Some of the tactics used were very barbaric, such as boobie traps...we saw some pretty gruesome representations of what they used... 
Yikes!
After learning about the guerrilla warfare tactics, and bypassing the offer to shoot a machine gun (yes you could do that there, for a price!), we finally made our way to the tunnels. We entered through one place, and you could go 10,20, 30, 40 meters, or as far as you could make it.. As you made your way farther and farther into the tunnel, the smaller it.. Our guide compared it to an ice cream cone.. Starts big and ends small.. Paul and I made it 30 meters.. After that we would have been on hands and knees and I wasn't up for crawling in the dark...

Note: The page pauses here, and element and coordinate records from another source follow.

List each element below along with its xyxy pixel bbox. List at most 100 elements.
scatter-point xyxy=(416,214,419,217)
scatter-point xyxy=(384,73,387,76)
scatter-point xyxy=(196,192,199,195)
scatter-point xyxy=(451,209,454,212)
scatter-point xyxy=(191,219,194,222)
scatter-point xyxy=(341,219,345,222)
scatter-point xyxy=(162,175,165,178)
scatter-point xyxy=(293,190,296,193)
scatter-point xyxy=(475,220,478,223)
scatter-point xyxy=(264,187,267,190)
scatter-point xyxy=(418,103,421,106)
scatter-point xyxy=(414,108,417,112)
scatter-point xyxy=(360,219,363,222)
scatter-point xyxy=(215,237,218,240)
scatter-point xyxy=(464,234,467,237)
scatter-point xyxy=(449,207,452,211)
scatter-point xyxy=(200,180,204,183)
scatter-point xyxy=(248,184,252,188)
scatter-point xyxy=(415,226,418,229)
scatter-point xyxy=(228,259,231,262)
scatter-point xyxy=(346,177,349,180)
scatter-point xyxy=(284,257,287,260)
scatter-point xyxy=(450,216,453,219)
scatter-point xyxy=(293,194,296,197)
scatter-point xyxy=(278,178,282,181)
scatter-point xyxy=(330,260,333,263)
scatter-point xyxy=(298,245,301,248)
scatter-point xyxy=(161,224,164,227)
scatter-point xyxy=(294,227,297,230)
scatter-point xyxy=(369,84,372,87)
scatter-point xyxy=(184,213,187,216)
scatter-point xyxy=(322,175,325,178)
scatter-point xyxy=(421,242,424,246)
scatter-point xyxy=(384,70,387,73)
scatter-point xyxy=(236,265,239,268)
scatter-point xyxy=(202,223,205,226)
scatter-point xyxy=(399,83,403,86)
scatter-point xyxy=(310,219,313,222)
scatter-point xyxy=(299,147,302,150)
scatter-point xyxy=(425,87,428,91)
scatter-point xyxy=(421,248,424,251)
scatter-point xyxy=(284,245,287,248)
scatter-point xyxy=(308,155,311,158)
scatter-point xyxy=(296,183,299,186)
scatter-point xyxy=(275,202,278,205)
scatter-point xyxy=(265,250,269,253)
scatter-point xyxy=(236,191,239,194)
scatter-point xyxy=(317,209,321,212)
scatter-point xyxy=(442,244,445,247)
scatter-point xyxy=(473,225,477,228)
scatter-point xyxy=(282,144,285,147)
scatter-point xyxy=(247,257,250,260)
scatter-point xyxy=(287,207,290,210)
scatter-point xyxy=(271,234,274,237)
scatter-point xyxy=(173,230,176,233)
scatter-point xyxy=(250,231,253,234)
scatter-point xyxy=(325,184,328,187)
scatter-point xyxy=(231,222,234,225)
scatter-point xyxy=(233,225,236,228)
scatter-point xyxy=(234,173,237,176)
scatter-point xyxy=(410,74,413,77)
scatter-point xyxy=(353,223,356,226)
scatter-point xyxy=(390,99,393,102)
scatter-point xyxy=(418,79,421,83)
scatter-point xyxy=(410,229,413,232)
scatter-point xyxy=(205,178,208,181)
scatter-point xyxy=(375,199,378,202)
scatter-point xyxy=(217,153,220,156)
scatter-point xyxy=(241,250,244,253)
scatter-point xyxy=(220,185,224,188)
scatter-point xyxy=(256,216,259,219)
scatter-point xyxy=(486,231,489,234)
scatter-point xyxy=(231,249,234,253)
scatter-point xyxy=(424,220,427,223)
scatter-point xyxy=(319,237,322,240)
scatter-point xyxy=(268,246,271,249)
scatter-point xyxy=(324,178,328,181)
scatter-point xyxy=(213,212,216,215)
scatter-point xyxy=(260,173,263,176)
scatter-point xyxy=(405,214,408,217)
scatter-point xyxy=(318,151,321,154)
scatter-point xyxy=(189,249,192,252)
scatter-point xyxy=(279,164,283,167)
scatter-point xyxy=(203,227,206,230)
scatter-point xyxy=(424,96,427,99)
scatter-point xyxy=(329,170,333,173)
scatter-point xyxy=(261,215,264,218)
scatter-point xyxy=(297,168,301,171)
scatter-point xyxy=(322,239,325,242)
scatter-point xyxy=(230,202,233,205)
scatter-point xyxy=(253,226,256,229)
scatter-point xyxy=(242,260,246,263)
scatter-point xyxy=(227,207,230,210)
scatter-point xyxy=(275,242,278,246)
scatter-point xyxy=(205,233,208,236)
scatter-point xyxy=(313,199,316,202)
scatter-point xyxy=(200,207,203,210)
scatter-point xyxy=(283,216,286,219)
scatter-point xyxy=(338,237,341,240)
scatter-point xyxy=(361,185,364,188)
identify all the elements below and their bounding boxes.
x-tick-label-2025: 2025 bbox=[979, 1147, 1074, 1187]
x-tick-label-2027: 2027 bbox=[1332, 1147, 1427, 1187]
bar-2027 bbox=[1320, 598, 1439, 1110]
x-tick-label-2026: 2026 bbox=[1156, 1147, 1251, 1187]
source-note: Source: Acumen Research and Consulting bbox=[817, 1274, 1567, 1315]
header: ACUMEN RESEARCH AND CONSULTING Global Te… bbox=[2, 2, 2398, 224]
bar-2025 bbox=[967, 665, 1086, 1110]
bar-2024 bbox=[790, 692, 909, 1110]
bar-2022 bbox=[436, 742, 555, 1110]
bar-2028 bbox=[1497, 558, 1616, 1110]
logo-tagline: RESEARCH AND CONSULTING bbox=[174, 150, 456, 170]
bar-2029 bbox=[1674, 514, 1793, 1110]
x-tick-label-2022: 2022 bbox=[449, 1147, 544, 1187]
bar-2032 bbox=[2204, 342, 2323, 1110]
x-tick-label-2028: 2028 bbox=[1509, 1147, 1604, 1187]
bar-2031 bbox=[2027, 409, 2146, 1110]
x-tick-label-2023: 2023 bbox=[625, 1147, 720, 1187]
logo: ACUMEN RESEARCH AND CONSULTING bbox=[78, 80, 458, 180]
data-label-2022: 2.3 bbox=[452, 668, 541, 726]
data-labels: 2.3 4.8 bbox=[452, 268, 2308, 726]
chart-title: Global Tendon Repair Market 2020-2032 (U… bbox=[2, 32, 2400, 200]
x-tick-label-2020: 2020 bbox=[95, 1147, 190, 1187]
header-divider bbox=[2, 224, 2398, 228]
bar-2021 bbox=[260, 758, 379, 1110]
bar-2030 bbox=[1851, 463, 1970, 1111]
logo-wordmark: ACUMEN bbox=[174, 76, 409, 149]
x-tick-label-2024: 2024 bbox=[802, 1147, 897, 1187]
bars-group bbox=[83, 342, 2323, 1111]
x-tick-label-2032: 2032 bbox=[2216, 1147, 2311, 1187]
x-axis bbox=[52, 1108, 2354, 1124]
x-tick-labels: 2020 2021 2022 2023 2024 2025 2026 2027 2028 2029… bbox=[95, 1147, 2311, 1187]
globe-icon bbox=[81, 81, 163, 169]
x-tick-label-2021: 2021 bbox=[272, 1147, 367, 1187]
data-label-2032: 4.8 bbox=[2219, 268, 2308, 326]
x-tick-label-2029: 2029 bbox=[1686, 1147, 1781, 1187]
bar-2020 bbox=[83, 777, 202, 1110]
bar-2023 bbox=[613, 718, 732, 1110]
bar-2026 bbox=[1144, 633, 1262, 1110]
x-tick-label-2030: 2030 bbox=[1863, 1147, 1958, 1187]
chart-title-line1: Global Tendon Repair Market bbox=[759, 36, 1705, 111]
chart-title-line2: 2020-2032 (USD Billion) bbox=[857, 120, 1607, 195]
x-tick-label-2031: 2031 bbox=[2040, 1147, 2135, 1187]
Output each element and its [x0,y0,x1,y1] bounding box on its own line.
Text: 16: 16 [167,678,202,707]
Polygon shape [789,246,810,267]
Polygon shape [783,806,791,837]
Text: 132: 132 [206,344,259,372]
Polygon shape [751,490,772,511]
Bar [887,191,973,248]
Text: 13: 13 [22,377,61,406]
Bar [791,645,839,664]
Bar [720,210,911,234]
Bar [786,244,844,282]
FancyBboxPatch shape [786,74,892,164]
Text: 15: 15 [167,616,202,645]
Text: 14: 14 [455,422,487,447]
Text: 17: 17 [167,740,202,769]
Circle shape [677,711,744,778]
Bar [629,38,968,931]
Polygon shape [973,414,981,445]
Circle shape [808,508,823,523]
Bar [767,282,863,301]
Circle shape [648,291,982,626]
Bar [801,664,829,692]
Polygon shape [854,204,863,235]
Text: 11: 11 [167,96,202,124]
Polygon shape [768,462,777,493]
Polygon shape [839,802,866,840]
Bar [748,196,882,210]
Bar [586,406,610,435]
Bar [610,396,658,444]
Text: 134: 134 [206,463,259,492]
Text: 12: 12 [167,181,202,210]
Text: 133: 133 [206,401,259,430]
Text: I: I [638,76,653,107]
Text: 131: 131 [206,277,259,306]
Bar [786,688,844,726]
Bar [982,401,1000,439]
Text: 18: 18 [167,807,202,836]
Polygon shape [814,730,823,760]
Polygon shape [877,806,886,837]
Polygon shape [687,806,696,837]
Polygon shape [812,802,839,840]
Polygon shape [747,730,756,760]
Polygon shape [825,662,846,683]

Apparently before the area was bombed, there were 3 levels of tunnels, which included rooms for weapons, areas to eat and sleep, places to crawl and pop out at the surface...
A level where they kept the "enemy", and a level of tunnels that went almost all the way to the Cambodian border... It was a very intricate system that zigzagged, so it was hard to pinpoint exactly where the Viet Cong were hiding.. Very interesting. Our tour guide was pretty amazing, a Vietnamese guy who had given himself the nickname of "John Wayne" so westerners could remember it.. He was hilarious, yet informative.

After the bus ride back to Saigon, we took it easy and began to get our stuff together in preparation for our 12 hour bus ride we had at 7 the next morning. We made one last walk through the busy backpacker road, which I would had enjoyed way more if I hadn't come down with a little cold.. It seems all the travel and moving about in Thailand wore on me more than I thought it had..luckily we get to go back to Saigon at the tail end of our trip because we fly out from there to Taiwan! It's a really fun place with a great energy, and I am looking forward to spending more time there. Now we have gotten all the "war stuff" we felt we should learn about out of the way, we can enjoy everything else this beautiful place has to offer! And why not begin beach side in Nha Trang?